L’economia USA sta rallentando con il venir meno della spinta generata dai tagli fiscali e perché iniziano a farsi sentire gli effetti della guerra commerciale con la Cina. Altri fattori, come il dibattito politico, lo shutdown parziale delle attività amministrative e la comunicazione carente della Fed sono difficili da misurare, ma insieme gettano chiaramente un’ombra sulle prospettive economiche.
In teoria, ora gli investitori si aspettano un calo dei tassi di breve termine, dato che la prossima mossa della Fed sarà un taglio dei tassi d’interesse. La ragione alla base di un taglio della Fed è che l’economia sta rallentando bruscamente, e intanto lampeggiano le spie che segnalano la recessione.
Chi sostiene che gli USA eviteranno un brusco crollo economico si rifà al forte mercato del lavoro e ai dati positivi sui consumi. Più del 70% del PIL deriva da questo settore chiave e i posti di lavoro sostengono i consumi americani. Un ciclo di assunzioni eccezionalmente forte ha attratto nuovi lavoratori nella forza lavoro, facendo crescere i redditi e ampliando la base dei consumi.
Se a ciò si somma la tendenza positiva nella crescita delle retribuzioni, si potrebbe credere che ci sarà un rallentamento economico morbido, senza una vera recessione.

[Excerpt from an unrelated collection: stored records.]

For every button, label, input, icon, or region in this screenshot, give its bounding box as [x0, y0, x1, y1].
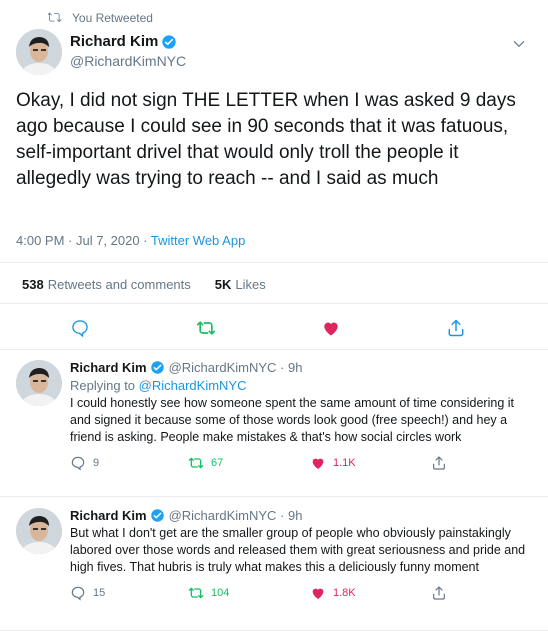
- divider: [0, 349, 548, 350]
- retweet-context-label: You Retweeted: [72, 11, 153, 25]
- share-button[interactable]: [431, 455, 454, 471]
- avatar-image: [16, 508, 62, 554]
- reply-handle-time[interactable]: @RichardKimNYC · 9h: [169, 508, 303, 523]
- replying-to-handle[interactable]: @RichardKimNYC: [139, 378, 247, 393]
- retweets-stat[interactable]: 538 Retweets and comments: [22, 277, 191, 292]
- verified-badge-icon: [150, 361, 164, 374]
- reply-text: I could honestly see how someone spent t…: [70, 396, 515, 444]
- like-button[interactable]: 1.8K: [310, 585, 356, 601]
- tweet-action-bar: [0, 318, 548, 338]
- retweet-icon: [188, 587, 204, 599]
- author-block: Richard Kim @RichardKimNYC: [70, 33, 186, 69]
- reply-action-bar: 15 104 1.8K: [70, 585, 530, 603]
- author-name-text: Richard Kim: [70, 33, 159, 50]
- reply-icon: [71, 456, 85, 471]
- retweet-count: 67: [211, 457, 224, 469]
- reply-author-name[interactable]: Richard Kim: [70, 360, 147, 375]
- share-icon: [433, 456, 445, 470]
- tweet-timestamp[interactable]: 4:00 PM · Jul 7, 2020 ·: [16, 233, 151, 248]
- reply-body: Richard Kim @RichardKimNYC · 9h Replying…: [70, 360, 530, 473]
- reply-button[interactable]: 15: [70, 585, 105, 601]
- replying-to: Replying to @RichardKimNYC: [70, 378, 530, 393]
- reply-icon[interactable]: [70, 318, 90, 338]
- retweets-count: 538: [22, 277, 44, 292]
- tweet-text: Okay, I did not sign THE LETTER when I w…: [16, 90, 516, 189]
- retweet-context: You Retweeted: [48, 11, 153, 25]
- likes-label: Likes: [235, 277, 266, 292]
- retweet-button-icon[interactable]: [196, 318, 216, 338]
- reply-handle-time[interactable]: @RichardKimNYC · 9h: [169, 360, 303, 375]
- reply-author-name[interactable]: Richard Kim: [70, 508, 147, 523]
- reply-header: Richard Kim @RichardKimNYC · 9h: [70, 508, 530, 523]
- avatar[interactable]: [16, 29, 62, 75]
- likes-count: 5K: [214, 277, 232, 292]
- avatar-image: [16, 360, 62, 406]
- like-button[interactable]: 1.1K: [310, 455, 356, 471]
- retweet-count: 104: [211, 587, 230, 599]
- divider: [0, 496, 548, 497]
- author-name[interactable]: Richard Kim: [70, 33, 186, 50]
- heart-icon: [312, 588, 324, 599]
- replying-to-label: Replying to: [70, 378, 139, 393]
- main-tweet-header: Richard Kim @RichardKimNYC: [16, 27, 532, 77]
- reply-button[interactable]: 9: [70, 455, 99, 471]
- tweet-meta: 4:00 PM · Jul 7, 2020 · Twitter Web App: [16, 233, 245, 248]
- divider: [0, 630, 548, 631]
- reply-body: Richard Kim @RichardKimNYC · 9h But what…: [70, 508, 530, 603]
- tweet-source[interactable]: Twitter Web App: [151, 233, 245, 248]
- tweet-stats: 538 Retweets and comments 5K Likes: [22, 277, 290, 292]
- likes-stat[interactable]: 5K Likes: [215, 277, 266, 292]
- like-count: 1.1K: [333, 457, 356, 469]
- verified-badge-icon: [150, 509, 164, 522]
- reply-text: But what I don't get are the smaller gro…: [70, 526, 526, 574]
- retweet-icon: [48, 12, 62, 22]
- share-button[interactable]: [431, 585, 454, 601]
- avatar[interactable]: [16, 508, 62, 554]
- divider: [0, 303, 548, 304]
- divider: [0, 262, 548, 263]
- heart-icon[interactable]: [321, 318, 341, 338]
- reply-header: Richard Kim @RichardKimNYC · 9h: [70, 360, 530, 375]
- author-handle[interactable]: @RichardKimNYC: [70, 53, 186, 69]
- like-count: 1.8K: [333, 587, 356, 599]
- retweet-button[interactable]: 104: [188, 585, 229, 601]
- retweet-icon: [188, 457, 204, 469]
- retweet-button[interactable]: 67: [188, 455, 223, 471]
- avatar-image: [16, 29, 62, 75]
- share-icon: [433, 586, 445, 600]
- share-icon[interactable]: [446, 318, 466, 338]
- reply-count: 15: [93, 587, 106, 599]
- heart-icon: [312, 458, 324, 469]
- verified-badge-icon: [162, 34, 177, 49]
- avatar[interactable]: [16, 360, 62, 406]
- retweets-label: Retweets and comments: [47, 277, 191, 292]
- reply-icon: [71, 586, 85, 601]
- reply-count: 9: [93, 457, 100, 469]
- reply-action-bar: 9 67 1.1K: [70, 455, 530, 473]
- chevron-down-icon[interactable]: [512, 37, 526, 51]
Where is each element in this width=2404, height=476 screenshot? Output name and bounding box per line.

Ma il problema di un mercato del lavoro fortissimo, che ha visto incrementi mensili pari a più di 200 mila unità, è che alle aziende basterebbe poco per iniziare a tagliare le buste paga, se percepissero dei segnali negativi.
La psiche del dipendente USA è stata segnata dalle difficoltà prolungate della crisi finanziaria e, se i media e i dati evidenziassero i tagli al personale, i consumatori USA adotterebbero velocemente una posizione difensiva, spendendo meno. È fondamentale ricordare che, negli USA, i media di sinistra sarebbero più che felici di presentare un tale stato di cose come il fallimento economico del presidente Trump, anche se ciò si tradurrebbe nella loro stessa caduta.